Se a metáfora do avião não lhe sensibiliza, vou tentar outra. Se voce chega de surpresa em casa e percebe que alguém está no quarto com sua mulher, olha no buraco da fechadura e vê os dois se despindo e começando a se beijar, e depois voce não vê mais nada porque o rapaz pendura a calça na maçaneta, será que vai ficar conjecturando sobre todas as possíveis e imagináveis hipóteses para a próxima cena interna à sua alcova, dando igual probabilidade a todas?

Uma coisa é manutenção de consistencia de cópias de tabelas de bancos de dados, outra coisa é interface de exibição. Uma coisa é sua esposa vestida abraçar alguém numa festa, outra coisa é outra coisa. Não creio que os 41 mil votos negativos tenham sido produzidos por programa apresentado aos partidos em Setembro, quando todo mundo estava na festa vestido. Porém, aos partidos foi negado o direito de saber se o que estava ali rodando é o mesmo que lhes havia sido mostrado na festa. Taparam o buraco da fechadura, e voce fica aí conjecturando que formatação inocente pode ter sido essa, tendo visto 41 mil votos peladinhos da silva. Empenhar-se com hipóteses deste jaez, em meio a tanta hipocrisia e achincalhe à cidadania, é algo que só encontra explicação na esfera psicológica, como já comentei antes.
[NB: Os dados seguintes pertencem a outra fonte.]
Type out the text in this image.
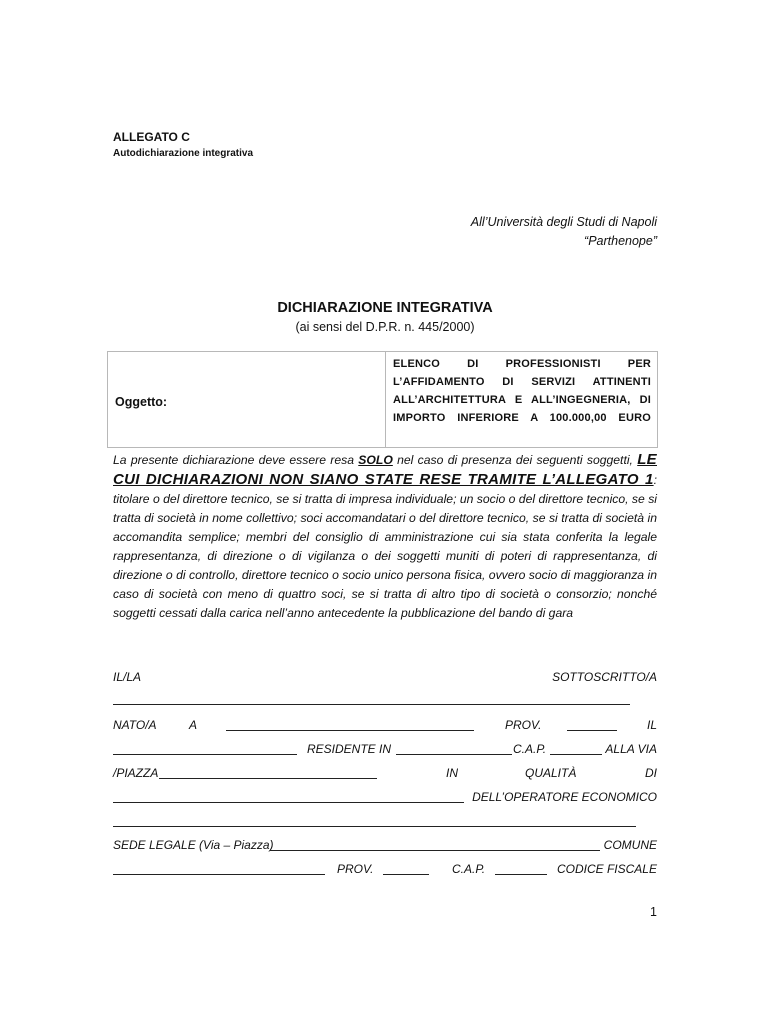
ALLEGATO C
Autodichiarazione integrativa
All’Università degli Studi di Napoli
“Parthenope”
DICHIARAZIONE INTEGRATIVA
(ai sensi del D.P.R. n. 445/2000)
Oggetto:
ELENCO DI PROFESSIONISTI PER
L’AFFIDAMENTO DI SERVIZI ATTINENTI
ALL’ARCHITETTURA E ALL’INGEGNERIA, DI
IMPORTO INFERIORE A 100.000,00 EURO
La presente dichiarazione deve essere resa SOLO nel caso di presenza dei seguenti soggetti, LE CUI DICHIARAZIONI NON SIANO STATE RESE TRAMITE L’ALLEGATO 1: titolare o del direttore tecnico, se si tratta di impresa individuale; un socio o del direttore tecnico, se si tratta di società in nome collettivo; soci accomandatari o del direttore tecnico, se si tratta di società in accomandita semplice; membri del consiglio di amministrazione cui sia stata conferita la legale rappresentanza, di direzione o di vigilanza o dei soggetti muniti di poteri di rappresentanza, di direzione o di controllo, direttore tecnico o socio unico persona fisica, ovvero socio di maggioranza in caso di società con meno di quattro soci, se si tratta di altro tipo di società o consorzio; nonché soggetti cessati dalla carica nell’anno antecedente la pubblicazione del bando di gara
IL/LA	SOTTOSCRITTO/A
NATO/A	A	PROV.	IL
RESIDENTE IN	C.A.P.	ALLA VIA
/PIAZZA	IN	QUALITÀ	DI
DELL’OPERATORE ECONOMICO
SEDE LEGALE (Via – Piazza)	COMUNE
PROV.	C.A.P.	CODICE FISCALE
1
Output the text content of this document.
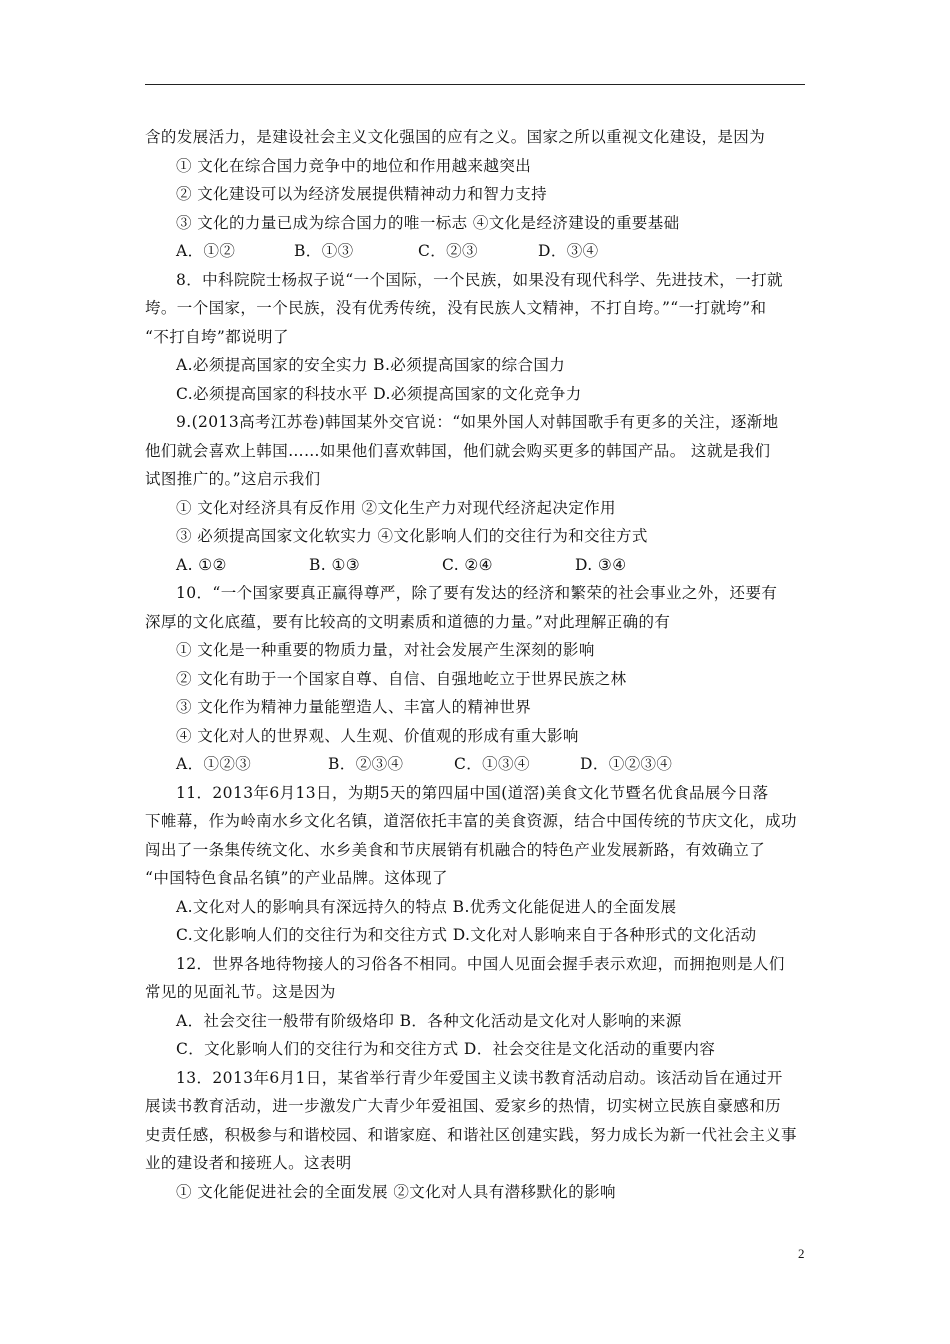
含的发展活力，是建设社会主义文化强国的应有之义。国家之所以重视文化建设，是因为
① 文化在综合国力竞争中的地位和作用越来越突出
② 文化建设可以为经济发展提供精神动力和智力支持
③ 文化的力量已成为综合国力的唯一标志 ④文化是经济建设的重要基础
A．①②	B．①③	C．②③	D．③④
8．中科院院士杨叔子说“一个国际，一个民族，如果没有现代科学、先进技术，一打就
垮。一个国家，一个民族，没有优秀传统，没有民族人文精神，不打自垮。”“一打就垮”和
“不打自垮”都说明了
A.必须提高国家的安全实力 B.必须提高国家的综合国力
C.必须提高国家的科技水平 D.必须提高国家的文化竞争力
9.(2013高考江苏卷)韩国某外交官说：“如果外国人对韩国歌手有更多的关注，逐渐地
他们就会喜欢上韩国……如果他们喜欢韩国，他们就会购买更多的韩国产品。 这就是我们
试图推广的。”这启示我们
① 文化对经济具有反作用 ②文化生产力对现代经济起决定作用
③ 必须提高国家文化软实力 ④文化影响人们的交往行为和交往方式
A. ①②	B. ①③	C. ②④	D. ③④
10．“一个国家要真正赢得尊严，除了要有发达的经济和繁荣的社会事业之外，还要有
深厚的文化底蕴，要有比较高的文明素质和道德的力量。”对此理解正确的有
① 文化是一种重要的物质力量，对社会发展产生深刻的影响
② 文化有助于一个国家自尊、自信、自强地屹立于世界民族之林
③ 文化作为精神力量能塑造人、丰富人的精神世界
④ 文化对人的世界观、人生观、价值观的形成有重大影响
A．①②③	B．②③④	C．①③④	D．①②③④
11．2013年6月13日，为期5天的第四届中国(道滘)美食文化节暨名优食品展今日落
下帷幕，作为岭南水乡文化名镇，道滘依托丰富的美食资源，结合中国传统的节庆文化，成功
闯出了一条集传统文化、水乡美食和节庆展销有机融合的特色产业发展新路，有效确立了
“中国特色食品名镇”的产业品牌。这体现了
A.文化对人的影响具有深远持久的特点 B.优秀文化能促进人的全面发展
C.文化影响人们的交往行为和交往方式 D.文化对人影响来自于各种形式的文化活动
12．世界各地待物接人的习俗各不相同。中国人见面会握手表示欢迎，而拥抱则是人们
常见的见面礼节。这是因为
A．社会交往一般带有阶级烙印 B．各种文化活动是文化对人影响的来源
C．文化影响人们的交往行为和交往方式 D．社会交往是文化活动的重要内容
13．2013年6月1日，某省举行青少年爱国主义读书教育活动启动。该活动旨在通过开
展读书教育活动，进一步激发广大青少年爱祖国、爱家乡的热情，切实树立民族自豪感和历
史责任感，积极参与和谐校园、和谐家庭、和谐社区创建实践，努力成长为新一代社会主义事
业的建设者和接班人。这表明
① 文化能促进社会的全面发展 ②文化对人具有潜移默化的影响
2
O refresh não é nem poderia ser feito voto a voto. Nem insinuei isso, nem vimos isso nos telões. Não seria útil inventar esoterices para interpretar o que eu disse. O refresh não pode ser dado voto a voto pela simples razão de que a entrada de dados da totalização é por BU, e cada BU já traz apurado os totais de votos de uma dada urna. Só faz sentido regular a frequencia de refresh do telão com base em parâmetros de balanceamento de carga. Não há nada que possa justificar operações aritméticas ou de casting na "casca" da interface de consulta, muito menos operações de subtração, por mais fértil que seja sua imaginação ou por mais simpáticas que lhes pareçam as carmelitas descalças.
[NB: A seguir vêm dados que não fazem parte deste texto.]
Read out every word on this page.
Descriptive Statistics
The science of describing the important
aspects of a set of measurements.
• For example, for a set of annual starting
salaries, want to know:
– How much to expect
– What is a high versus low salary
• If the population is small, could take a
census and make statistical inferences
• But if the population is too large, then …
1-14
O processo era executado urna a urna ou periodicamente conforme a apuração ia prosseguindo. Apenas ressalto o fato que não estou cético quanto a possibilidade de fraudes deste tipo terem ocorrido , ou até mesmo outros tipos, mas acredito que o fator dos votos negativos não é um destes meios.
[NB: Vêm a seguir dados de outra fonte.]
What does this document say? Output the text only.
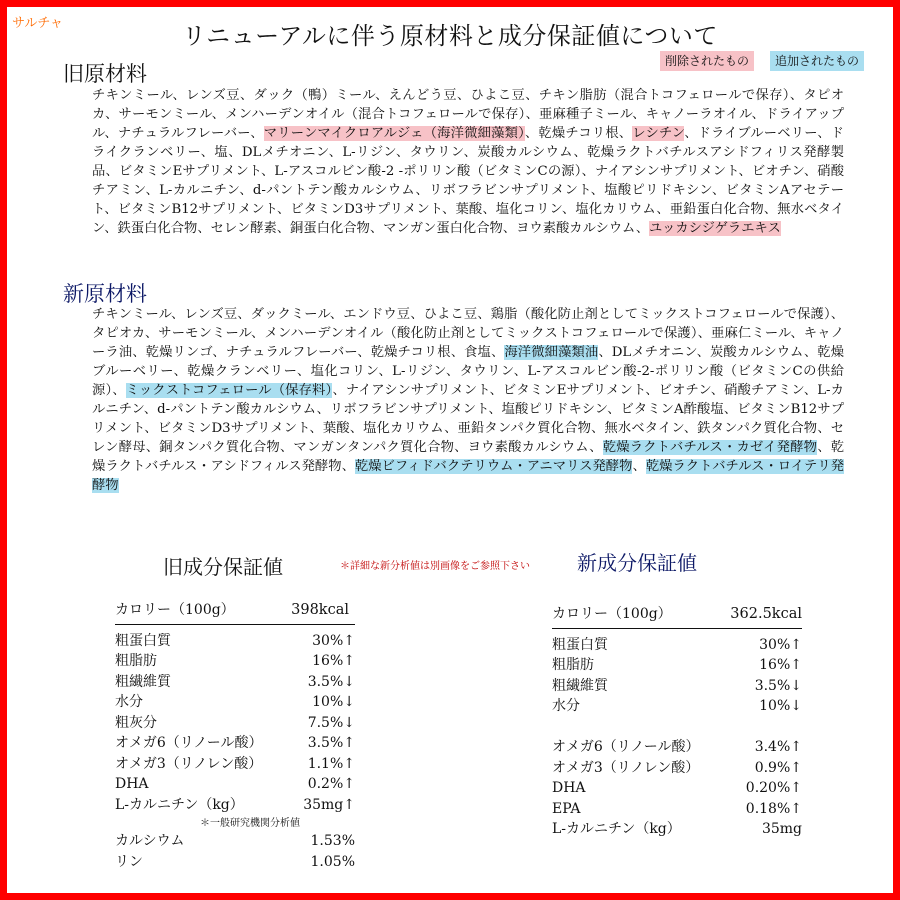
サルチャ	リニューアルに伴う原材料と成分保証値について
削除されたもの	追加されたもの
旧原材料
チキンミール、レンズ豆、ダック（鴨）ミール、えんどう豆、ひよこ豆、チキン脂肪（混合トコフェロールで保存）、タピオカ、サーモンミール、メンハーデンオイル（混合トコフェロールで保存）、亜麻種子ミール、キャノーラオイル、ドライアップル、ナチュラルフレーバー、マリーンマイクロアルジェ（海洋微細藻類）、乾燥チコリ根、レシチン、ドライブルーベリー、ドライクランベリー、塩、DLメチオニン、L-リジン、タウリン、炭酸カルシウム、乾燥ラクトバチルスアシドフィリス発酵製品、ビタミンEサプリメント、L-アスコルビン酸-2 -ポリリン酸（ビタミンCの源）、ナイアシンサプリメント、ビオチン、硝酸チアミン、L-カルニチン、d-パントテン酸カルシウム、リボフラビンサプリメント、塩酸ピリドキシン、ビタミンAアセテート、ビタミンB12サプリメント、ビタミンD3サプリメント、葉酸、塩化コリン、塩化カリウム、亜鉛蛋白化合物、無水ベタイン、鉄蛋白化合物、セレン酵素、銅蛋白化合物、マンガン蛋白化合物、ヨウ素酸カルシウム、ユッカシジゲラエキス
新原材料
チキンミール、レンズ豆、ダックミール、エンドウ豆、ひよこ豆、鶏脂（酸化防止剤としてミックストコフェロールで保護）、タピオカ、サーモンミール、メンハーデンオイル（酸化防止剤としてミックストコフェロールで保護）、亜麻仁ミール、キャノーラ油、乾燥リンゴ、ナチュラルフレーバー、乾燥チコリ根、食塩、海洋微細藻類油、DLメチオニン、炭酸カルシウム、乾燥ブルーベリー、乾燥クランベリー、塩化コリン、L-リジン、タウリン、L-アスコルビン酸-2-ポリリン酸（ビタミンCの供給源）、ミックストコフェロール（保存料）、ナイアシンサプリメント、ビタミンEサプリメント、ビオチン、硝酸チアミン、L-カルニチン、d-パントテン酸カルシウム、リボフラビンサプリメント、塩酸ピリドキシン、ビタミンA酢酸塩、ビタミンB12サプリメント、ビタミンD3サプリメント、葉酸、塩化カリウム、亜鉛タンパク質化合物、無水ベタイン、鉄タンパク質化合物、セレン酵母、銅タンパク質化合物、マンガンタンパク質化合物、ヨウ素酸カルシウム、乾燥ラクトバチルス・カゼイ発酵物、乾燥ラクトバチルス・アシドフィルス発酵物、乾燥ビフィドバクテリウム・アニマリス発酵物、乾燥ラクトバチルス・ロイテリ発酵物
旧成分保証値	＊詳細な新分析値は別画像をご参照下さい 新成分保証値
カロリー（100g）	398kcal
粗蛋白質	30%↑
粗脂肪	16%↑
粗繊維質	3.5%↓
水分	10%↓
粗灰分	7.5%↓
オメガ6（リノール酸）	3.5%↑
オメガ3（リノレン酸）	1.1%↑
DHA	0.2%↑
L-カルニチン（kg）	35mg↑
＊一般研究機関分析値
カルシウム	1.53%
リン	1.05%
カロリー（100g）	362.5kcal
粗蛋白質	30%↑
粗脂肪	16%↑
粗繊維質	3.5%↓
水分	10%↓
オメガ6（リノール酸）	3.4%↑
オメガ3（リノレン酸）	0.9%↑
DHA	0.20%↑
EPA	0.18%↑
L-カルニチン（kg）	35mg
O fator dos votos negativos não é meio de fraude, e nunca disse isso. É indicio de subtração, não havendo explicação alternativa crível que não mergulhe na hipocrisia. O fator negativo indica que a subtração errou a mão, qualquer que tenha sido seu ohjetivo. Como objetivo legítimo não pode haver, pois subtração em votos é fraude, temos o indício, mas não a prova nem o meio. O meio é o acesso e a instrução de subtração correta (para que a fraude se revele apenas como conjectura em s/analise_setup.htmleu efeito final), executada sobre o dado correto, no momento correto, seguida de uma correspondente operação de soma noutro lugar, para fechar a consistencia do banco de dados. E a prova é o código executável, na plataforma do crime preservada. Mas a prova estaria de posse apenas do réu, e é facilmente desmaterializável.

No mais, não acho sensato especular com hipocrisia num momento tão grave como este.